Reid Backs Decision to Block Immigration Enforcement Rule

July 7, 2008 - 7:32 PM

(CNSNews.com) - Senate Majority Leader Harry Reid (D-Nev.) said Thursday he supports a decision by a district court judge that halts new Department of Homeland Security rules designed to make businesses accountable for employing illegal immigrants -- but the senator seemed confused over the court decision itself.

The new rules set guidelines for companies to follow when some of their workers' Social Security numbers do not match federal records. The point is to correct any number discrepancies and, in some cases, uncover illegal workers.

In a conference call with reporters Thursday, Reid described U.S. District Court Judge Charles Breyer's decision as having not granted an injunction to prevent enforcement of the new rule, and as a decision to indefinitely postpone progress on challenges to it.

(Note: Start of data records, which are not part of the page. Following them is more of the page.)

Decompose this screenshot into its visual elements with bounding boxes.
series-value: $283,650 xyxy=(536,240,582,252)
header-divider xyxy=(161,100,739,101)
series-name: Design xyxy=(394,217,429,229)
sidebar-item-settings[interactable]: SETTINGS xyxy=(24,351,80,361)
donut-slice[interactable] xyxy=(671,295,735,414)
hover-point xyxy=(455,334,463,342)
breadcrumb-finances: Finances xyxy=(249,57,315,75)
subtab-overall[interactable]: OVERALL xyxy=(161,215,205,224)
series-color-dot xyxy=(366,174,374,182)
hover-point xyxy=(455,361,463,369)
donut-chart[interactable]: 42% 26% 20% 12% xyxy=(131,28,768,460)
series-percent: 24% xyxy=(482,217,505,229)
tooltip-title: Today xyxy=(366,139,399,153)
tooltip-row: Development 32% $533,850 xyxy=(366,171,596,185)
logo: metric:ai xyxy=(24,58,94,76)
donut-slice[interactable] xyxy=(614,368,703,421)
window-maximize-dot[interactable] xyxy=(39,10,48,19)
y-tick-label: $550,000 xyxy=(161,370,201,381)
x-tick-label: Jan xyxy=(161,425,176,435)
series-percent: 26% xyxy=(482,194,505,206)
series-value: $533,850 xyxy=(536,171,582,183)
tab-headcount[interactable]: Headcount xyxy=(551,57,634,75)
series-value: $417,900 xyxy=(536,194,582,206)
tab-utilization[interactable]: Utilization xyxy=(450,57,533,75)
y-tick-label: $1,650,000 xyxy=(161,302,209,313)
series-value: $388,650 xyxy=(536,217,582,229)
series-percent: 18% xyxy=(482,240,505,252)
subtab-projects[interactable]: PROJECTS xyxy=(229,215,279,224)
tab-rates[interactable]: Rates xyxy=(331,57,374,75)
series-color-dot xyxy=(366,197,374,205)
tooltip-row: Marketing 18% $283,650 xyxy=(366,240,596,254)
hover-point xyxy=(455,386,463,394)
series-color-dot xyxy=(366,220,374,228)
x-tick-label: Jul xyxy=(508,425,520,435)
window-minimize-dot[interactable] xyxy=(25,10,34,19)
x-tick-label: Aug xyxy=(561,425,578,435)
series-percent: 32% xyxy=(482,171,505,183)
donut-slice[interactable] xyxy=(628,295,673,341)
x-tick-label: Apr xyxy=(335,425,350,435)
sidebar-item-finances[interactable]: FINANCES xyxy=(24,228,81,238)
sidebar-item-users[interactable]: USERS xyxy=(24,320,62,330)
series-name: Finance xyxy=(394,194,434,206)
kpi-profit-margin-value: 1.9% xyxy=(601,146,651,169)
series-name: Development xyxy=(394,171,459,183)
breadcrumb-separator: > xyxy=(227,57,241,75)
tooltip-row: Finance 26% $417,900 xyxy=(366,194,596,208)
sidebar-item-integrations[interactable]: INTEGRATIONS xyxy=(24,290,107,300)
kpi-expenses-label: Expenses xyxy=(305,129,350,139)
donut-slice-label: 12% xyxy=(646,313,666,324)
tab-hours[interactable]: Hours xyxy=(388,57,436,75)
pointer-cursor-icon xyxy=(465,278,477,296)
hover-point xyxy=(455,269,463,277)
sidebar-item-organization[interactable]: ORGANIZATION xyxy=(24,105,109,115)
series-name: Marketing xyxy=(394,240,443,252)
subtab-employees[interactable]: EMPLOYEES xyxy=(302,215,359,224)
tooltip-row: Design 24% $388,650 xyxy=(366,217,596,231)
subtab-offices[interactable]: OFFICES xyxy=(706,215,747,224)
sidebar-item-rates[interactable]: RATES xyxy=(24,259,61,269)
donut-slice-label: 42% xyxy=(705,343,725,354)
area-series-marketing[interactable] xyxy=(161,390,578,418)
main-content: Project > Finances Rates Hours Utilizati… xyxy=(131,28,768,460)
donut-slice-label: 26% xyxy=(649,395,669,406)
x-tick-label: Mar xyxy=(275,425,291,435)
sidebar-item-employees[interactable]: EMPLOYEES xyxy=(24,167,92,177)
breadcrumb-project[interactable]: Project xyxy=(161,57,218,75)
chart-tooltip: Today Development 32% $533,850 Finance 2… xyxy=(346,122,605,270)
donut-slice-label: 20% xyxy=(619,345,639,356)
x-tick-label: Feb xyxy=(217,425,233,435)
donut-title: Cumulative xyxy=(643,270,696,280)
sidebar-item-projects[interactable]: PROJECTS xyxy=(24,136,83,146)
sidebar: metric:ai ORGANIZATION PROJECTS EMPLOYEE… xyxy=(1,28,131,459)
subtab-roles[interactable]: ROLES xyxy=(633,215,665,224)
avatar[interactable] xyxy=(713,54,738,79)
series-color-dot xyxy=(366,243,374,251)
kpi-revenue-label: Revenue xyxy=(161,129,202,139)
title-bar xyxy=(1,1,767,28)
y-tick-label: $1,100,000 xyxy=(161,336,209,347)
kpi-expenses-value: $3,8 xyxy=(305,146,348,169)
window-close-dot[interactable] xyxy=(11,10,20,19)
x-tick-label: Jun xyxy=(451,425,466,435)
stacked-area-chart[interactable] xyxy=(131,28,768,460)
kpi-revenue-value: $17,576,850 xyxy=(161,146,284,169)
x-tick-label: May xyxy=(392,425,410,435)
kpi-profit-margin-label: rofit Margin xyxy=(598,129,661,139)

"I am a great believer in the court system. It's not as if some judge made an off-hand opinion," Reid said. "This is something that he had arguments made before him. It was briefed. A decision was made not to grant an injunction. He held hearings and he said look, come back later, indefinitely this has been indefinitely postponed."

But Breyer did grant a preliminary injunction against enforcement of the new rule. As Breyer, a judge for the Northern California District, wrote: "The balance of harms tips sharply in favor of plaintiffs [a coalition of labor unions] and plaintiffs have raised serious questions going to the merits [of the rule]."

He ordered the parties, which include the unions bringing the complaint and Homeland Security Secretary Michael Chertoff, to submit proposals for the next step in the procedure by Friday, Oct. 12.

When asked for clarification on Reid's comment Friday, spokesman Jim Manley said in an e-mail to Cybercast News Service that the senator "supports the court decision" and that there was "nothing more to add."

The August 2007 rule issued by DHS places more responsibility on employers to follow up on "no match" letters from the SSA, as mentioned, but also provides "safe harbor" guidelines which, if followed, will prevent employers from being held liable if DHS determines an employee is an illegal immigrant.

No match letters are notifications sent from the Social Security Administration (SSA) to employers to point out discrepancies between information provided on employees' W-2 tax forms and information in the SSA database.

SSA points out in the no match letters that they are not a good indicator of legal status because mismatches can occur for a variety of reasons, including typographical errors and name changes.

But according to the SSA inspector general, in recent years the letters have been sent only to major offenders, businesses filing more than 10 problematic W-2s representing more than 0.5 percent of their W-2s. In Tax Year 2002, SSA sent 95 employers more than 1,000 no match letters each.

The new DHS rule includes the no match letters in examples of notifications that would make an employer legally liable for knowingly employing an illegal immigrant. But the rules also provide guidelines employers must follow to protect themselves.

The rule would give employers 60 days to verify that the mismatch was not caused by a typographical error or a lag in updating information like might happen with a name change due to marriage. If the discrepancy cannot be resolved, "then the employer must choose between taking action to terminate the employee or facing the risk that DHS may find that the employer had constructive knowledge that the employee was an unauthorized alien."

Opponents of the measure say no match letters were never intended to be used to verify an employee's legal status. Breyer said in his decision that the policy could result in "the termination of employment of lawfully employed workers."

"In the Court's view ... if allowed to proceed, the mailing of no-match letters, accompanied by DHS's guidance letter, would result in irreparable harm to innocent workers," Breyer wrote.

In a statement expressing disappoint with the ruling, Chertoff defended the new policy, which he said "gives employers clear guidance on what to do if they receive a letter from the Social Security Administration communicating than an employee's name does not match the Social Security number it has on file."

"If an employer follows the regulation's guidelines in good faith, which entails various steps to rectify the no-match within 90 days of receiving the letter," Chertoff said, "U.S. Immigration and Customs Enforcement will not use the letter as evidence in an enforcement action against the employer."

"If the company does nothing to resolve the problem it can be held liable for employing an unauthorized worker and could face stiff penalties or sanctions," he said. "Ultimately, employer diligence will make it more difficult for illegal aliens to use a fraudulent social security number to get a job."